Al otro día me levante con 120 llamadas perdidas de mi padre y 80 de mi nona Clara, deberían de estar preocupados por mi ligero escape. Decidí levantarme e irme a bañar yéndome de una a mi casa a enfrentar a mi padre. Cuando llegue a la casa me dio miedo entrar y enfrentarlo.

— ¿Papá? — Pregunté mientras cerraba la puerta 15 minutos después de decidir entrar.

— ¿Dónde estabas, culicagada? — Preguntó mi padre con cara de enfado y con el ceño fruncido.

— ¿Cómo murió mamá, papá? — Pregunte llegando al grano y omitiendo su pregunta.

— Como ya te había dicho — Respondió secamente.

— Dime la verdad papá, no más mentiras — Dije acercándome poco a poco.

— Esa es la verdad y fin de la conversación — Ordenó antes de darse media vuelta y dirigirse a su estudio.

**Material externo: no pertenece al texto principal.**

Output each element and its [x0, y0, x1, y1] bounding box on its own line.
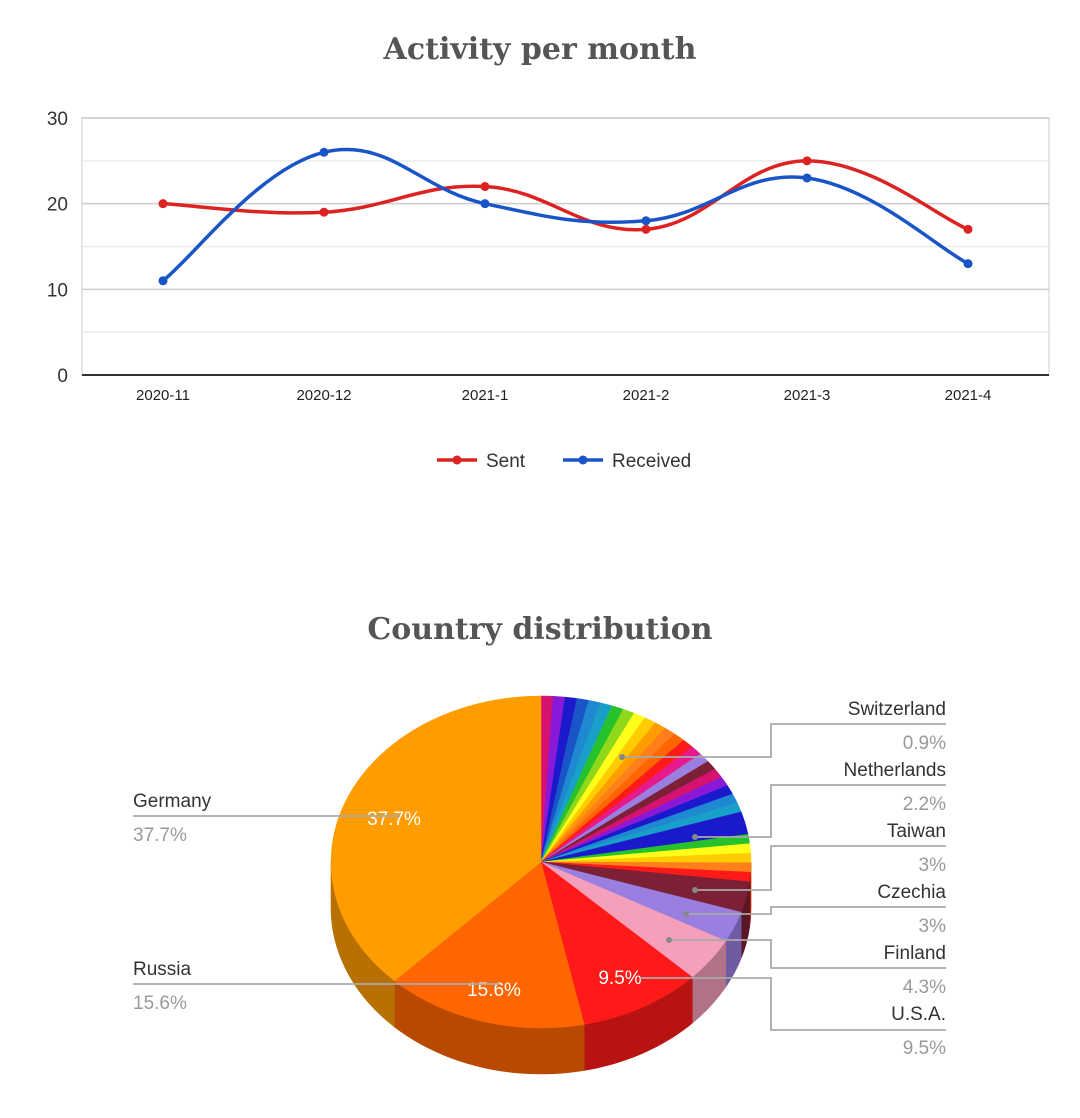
- legend-item: Received: [563, 451, 691, 472]
- leader-line: [686, 906, 946, 915]
- data-point: [802, 156, 812, 166]
- x-tick-label: 2020-11: [136, 387, 190, 404]
- label-finland: Finland 4.3%: [666, 937, 946, 998]
- data-point: [480, 182, 490, 192]
- label-taiwan: Taiwan 3%: [692, 821, 946, 893]
- x-tick-label: 2021-4: [945, 387, 992, 404]
- slice-percent-label: 15.6%: [467, 980, 521, 1001]
- data-point: [963, 224, 973, 234]
- series-sent: [158, 156, 973, 234]
- data-point: [319, 207, 329, 217]
- pie-slice-u-s-a-: [540, 861, 693, 1025]
- x-tick-label: 2021-1: [462, 387, 509, 404]
- label-netherlands: Netherlands 2.2%: [692, 760, 946, 840]
- leader-dot: [692, 887, 698, 893]
- slice-percent-label: 37.7%: [133, 825, 187, 846]
- data-point: [963, 259, 973, 269]
- x-tick-label: 2020-12: [296, 387, 351, 404]
- slice-percent-label: 2.2%: [903, 794, 946, 815]
- pie-slice-germany: [330, 695, 542, 982]
- data-point: [158, 276, 168, 286]
- label-russia: Russia 15.6%: [133, 959, 500, 1014]
- legend: Sent Received: [437, 451, 691, 472]
- slice-percent-label: 3%: [919, 916, 947, 937]
- leader-dot: [619, 754, 625, 760]
- series-received: [158, 147, 973, 286]
- pie-chart: 37.7% 15.6% 9.5% Germany 37.7% Russia 15.6% Swi…: [133, 695, 946, 1075]
- legend-label: Received: [612, 451, 691, 472]
- slice-percent-label: 4.3%: [903, 977, 946, 998]
- slice-percent-label: 9.5%: [598, 968, 641, 989]
- slice-percent-label: 0.9%: [903, 733, 946, 754]
- data-point: [641, 216, 651, 226]
- data-point: [480, 199, 490, 209]
- leader-line: [695, 784, 946, 838]
- slice-name-label: Switzerland: [848, 699, 946, 720]
- y-tick-label: 20: [47, 195, 68, 216]
- slice-name-label: Netherlands: [844, 760, 946, 781]
- pie-external-labels: Germany 37.7% Russia 15.6% Switzerland 0.9% Ne…: [133, 699, 946, 1059]
- slice-percent-label: 15.6%: [133, 993, 187, 1014]
- leader-dot: [692, 834, 698, 840]
- leader-dot: [683, 911, 689, 917]
- y-tick-label: 30: [47, 109, 68, 130]
- legend-swatch-dot: [578, 455, 588, 465]
- slice-name-label: U.S.A.: [891, 1004, 946, 1025]
- slice-percent-label: 3%: [919, 855, 947, 876]
- label-u-s-a: U.S.A. 9.5%: [640, 977, 946, 1059]
- slice-name-label: Germany: [133, 791, 212, 812]
- leader-line: [669, 939, 946, 969]
- legend-item: Sent: [437, 451, 526, 472]
- pie-chart-title: Country distribution: [367, 612, 713, 647]
- legend-swatch-dot: [452, 455, 462, 465]
- line-chart-title: Activity per month: [383, 32, 697, 67]
- slice-percent-label: 37.7%: [367, 809, 421, 830]
- pie-side-walls: [330, 861, 752, 1075]
- slice-percent-label: 9.5%: [903, 1038, 946, 1059]
- data-point: [641, 224, 651, 234]
- data-point: [158, 199, 168, 209]
- legend-label: Sent: [486, 451, 526, 472]
- label-czechia: Czechia 3%: [683, 882, 946, 937]
- leader-line: [695, 845, 946, 891]
- x-tick-label: 2021-3: [784, 387, 831, 404]
- pie-slice-russia: [393, 861, 585, 1029]
- label-switzerland: Switzerland 0.9%: [619, 699, 946, 760]
- leader-line: [640, 977, 946, 1031]
- y-tick-label: 10: [47, 280, 68, 301]
- data-point: [802, 173, 812, 183]
- series-line: [161, 147, 969, 283]
- pie-top: [330, 695, 752, 1029]
- leader-dot: [666, 937, 672, 943]
- slice-name-label: Russia: [133, 959, 192, 980]
- leader-line: [622, 723, 946, 758]
- slice-name-label: Czechia: [877, 882, 946, 903]
- label-germany: Germany 37.7%: [133, 791, 400, 846]
- slice-name-label: Taiwan: [887, 821, 946, 842]
- slice-name-label: Finland: [884, 943, 946, 964]
- data-point: [319, 147, 329, 157]
- series-line: [162, 159, 969, 232]
- pie-inner-labels: 37.7% 15.6% 9.5%: [367, 809, 642, 1001]
- line-chart: 0 10 20 30 2020-11 2020-12 2021-1 2021-2 2021-3 2…: [47, 109, 1050, 472]
- x-tick-label: 2021-2: [623, 387, 670, 404]
- y-tick-label: 0: [57, 366, 68, 387]
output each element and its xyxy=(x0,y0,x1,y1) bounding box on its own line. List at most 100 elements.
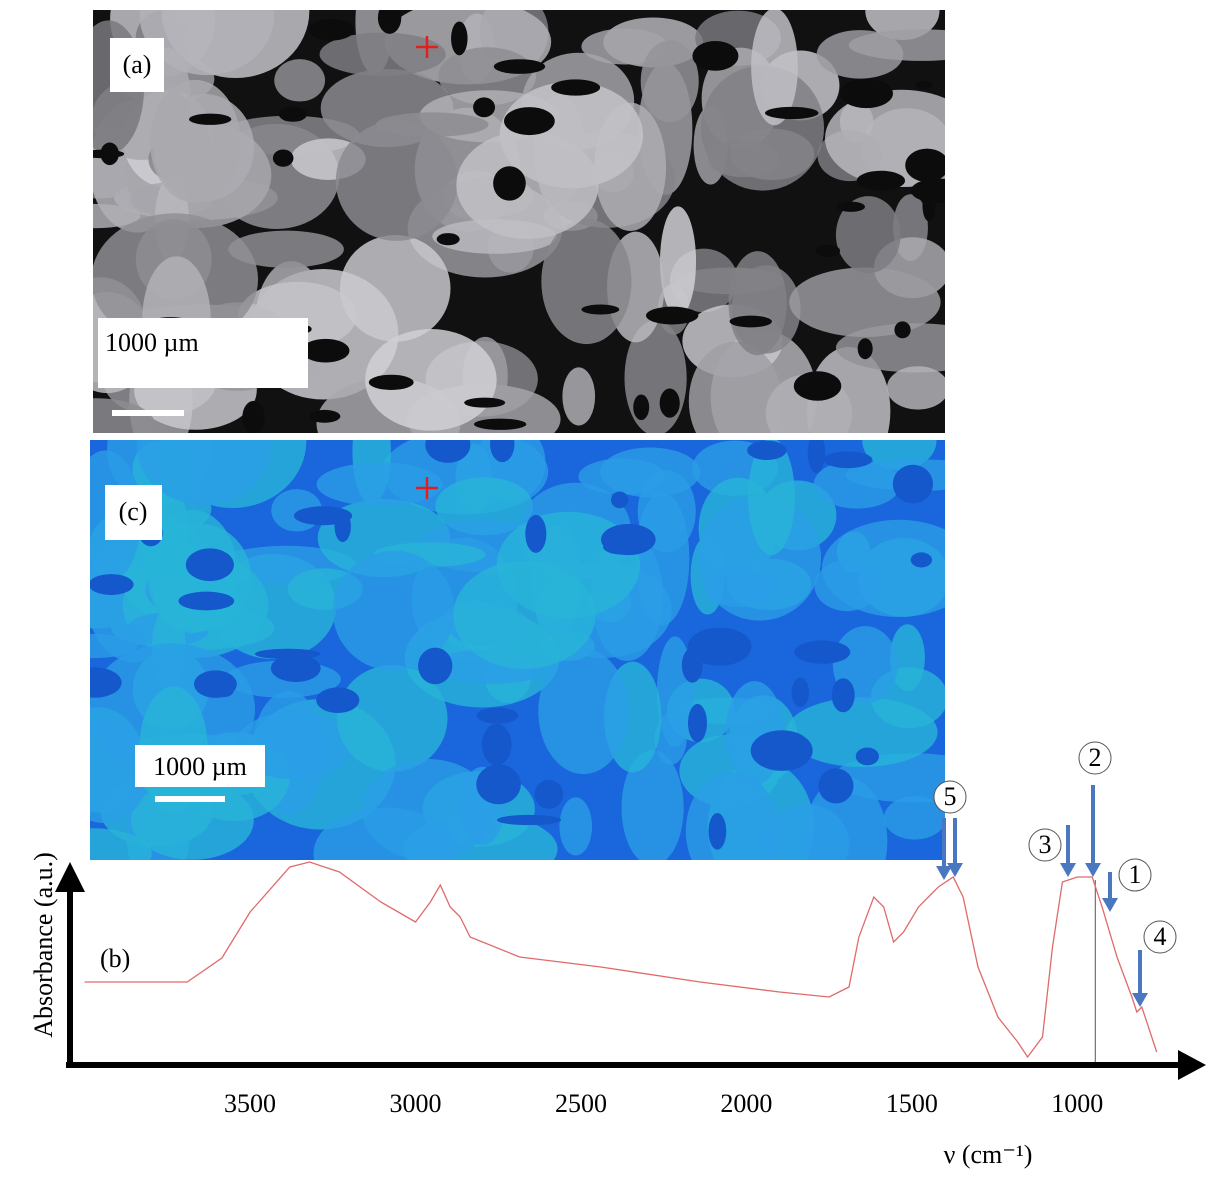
pore xyxy=(600,523,656,556)
pore xyxy=(504,107,555,136)
grain xyxy=(365,329,497,431)
arrow-head xyxy=(936,866,952,880)
label-box xyxy=(105,485,162,540)
annotation-label: 1 xyxy=(1129,860,1142,889)
pore xyxy=(293,506,353,526)
grain xyxy=(453,560,596,669)
grain xyxy=(562,367,596,426)
pore xyxy=(474,418,527,430)
grain xyxy=(728,251,787,356)
grain xyxy=(748,440,795,556)
grain xyxy=(637,470,696,553)
pore xyxy=(451,21,468,56)
pore xyxy=(377,10,402,34)
spectrum-line xyxy=(84,861,1158,1059)
annotation-label: 3 xyxy=(1039,830,1052,859)
grain xyxy=(150,79,241,203)
pore xyxy=(481,723,512,766)
pore xyxy=(308,18,355,41)
grain xyxy=(578,458,665,495)
scale-bar xyxy=(155,796,225,802)
pore xyxy=(910,178,945,203)
grain xyxy=(621,750,684,860)
pore xyxy=(611,491,629,509)
pore xyxy=(922,189,936,222)
pore xyxy=(750,730,813,771)
pore xyxy=(242,400,265,433)
annotation-circle xyxy=(1028,828,1062,862)
pore xyxy=(815,244,841,258)
pore xyxy=(278,106,308,122)
pore xyxy=(823,451,873,469)
pore xyxy=(90,574,134,595)
annotation-label: 5 xyxy=(944,782,957,811)
pore xyxy=(425,440,471,463)
grain xyxy=(456,130,599,239)
grain xyxy=(835,196,901,274)
label-box xyxy=(98,318,308,388)
arrow-head xyxy=(1060,863,1076,877)
pore xyxy=(892,464,934,504)
grain xyxy=(559,797,593,856)
scale-bar xyxy=(112,410,184,416)
x-axis-title: ν (cm⁻¹) xyxy=(944,1140,1033,1169)
x-axis-arrow xyxy=(1178,1050,1206,1080)
grain xyxy=(659,206,697,317)
pore xyxy=(476,764,521,805)
pore xyxy=(178,591,235,611)
pore xyxy=(473,97,496,118)
grain xyxy=(705,569,777,608)
pore xyxy=(490,440,515,463)
grain xyxy=(848,29,945,61)
grain xyxy=(786,697,938,768)
grain xyxy=(90,828,152,860)
y-axis-title: Absorbance (a.u.) xyxy=(29,852,58,1038)
grain xyxy=(336,665,448,772)
y-axis-arrow xyxy=(55,862,85,892)
grain xyxy=(708,139,780,178)
pore xyxy=(254,648,321,660)
grain xyxy=(339,235,451,342)
cross-marker xyxy=(416,36,438,499)
pore xyxy=(308,409,341,423)
annotation-label: 4 xyxy=(1154,922,1167,951)
grain xyxy=(541,218,632,345)
pore xyxy=(765,106,819,120)
arrow-head xyxy=(1132,993,1148,1007)
grain xyxy=(435,477,534,536)
pore xyxy=(807,440,826,474)
panel-label: (a) xyxy=(123,50,152,79)
pore xyxy=(551,79,601,96)
pore xyxy=(418,647,453,685)
pore xyxy=(534,779,564,809)
pore xyxy=(646,306,699,325)
pore xyxy=(493,59,546,74)
grain xyxy=(136,440,272,506)
pore xyxy=(188,113,232,125)
grain xyxy=(362,759,494,860)
grain xyxy=(886,366,945,410)
grain xyxy=(538,648,629,775)
pore xyxy=(185,548,234,582)
pore xyxy=(708,812,727,850)
pore xyxy=(729,315,772,328)
pore xyxy=(857,338,873,360)
x-tick-label: 3000 xyxy=(390,1089,442,1118)
pore xyxy=(747,440,787,460)
pore xyxy=(90,667,122,698)
grain xyxy=(581,28,668,65)
grain xyxy=(316,462,443,507)
pore xyxy=(836,201,865,212)
scale-label: 1000 µm xyxy=(153,752,247,781)
grain xyxy=(319,32,446,77)
grain xyxy=(139,10,275,76)
pore xyxy=(791,677,810,708)
spectrum-chart: 3500 3000 2500 2000 1500 1000 ν (cm⁻¹) Absorban… xyxy=(29,741,1206,1169)
plot-bg xyxy=(78,862,1208,1062)
grain xyxy=(821,519,945,618)
grain xyxy=(332,550,455,671)
pore xyxy=(212,685,234,698)
grain xyxy=(751,10,798,126)
pore xyxy=(856,170,906,191)
pore xyxy=(633,394,650,421)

— ¿Cuándo pensabas contarme que tú fuiste el causante de la muerte de ella? — Pregunte gritando un poco para que me escuchara.

En ese momento paró en seco y sin voltearse. Tenía miedo de que llegara a hacerme algo parecido a lo que le hizo a mi madre.

— ¿Quién te dijo eso? — Pregunto todavía dándome la espalda.

— La carta que encontré de mi madre — Respondí secamente.

— Ella murió de cáncer y fin de la conversación, Elizabeth — Dijo antes de abrir la puerta y encerrarse en el estudio.

En ese momento decidí esperar a cumplir los 18 años para poder denunciarlo, ¿Por qué no antes? Por lo que me había comentado mi nona de que ella no podía quedarse con mi custodia siendo menor de edad. Fue difícil al principio hacer como si nada hubiera pasado; pero fue pasando el tiempo y todo mejoró notoriamente. No me he presentado mi nombre es Elizabeth Brown, mi contextura es parecida a la de la amiga de mi madre, es decir, tipo guitarra, tez blanca con mirada color verde como los de ella, cabello café y pecas alrededor de mi nariz. 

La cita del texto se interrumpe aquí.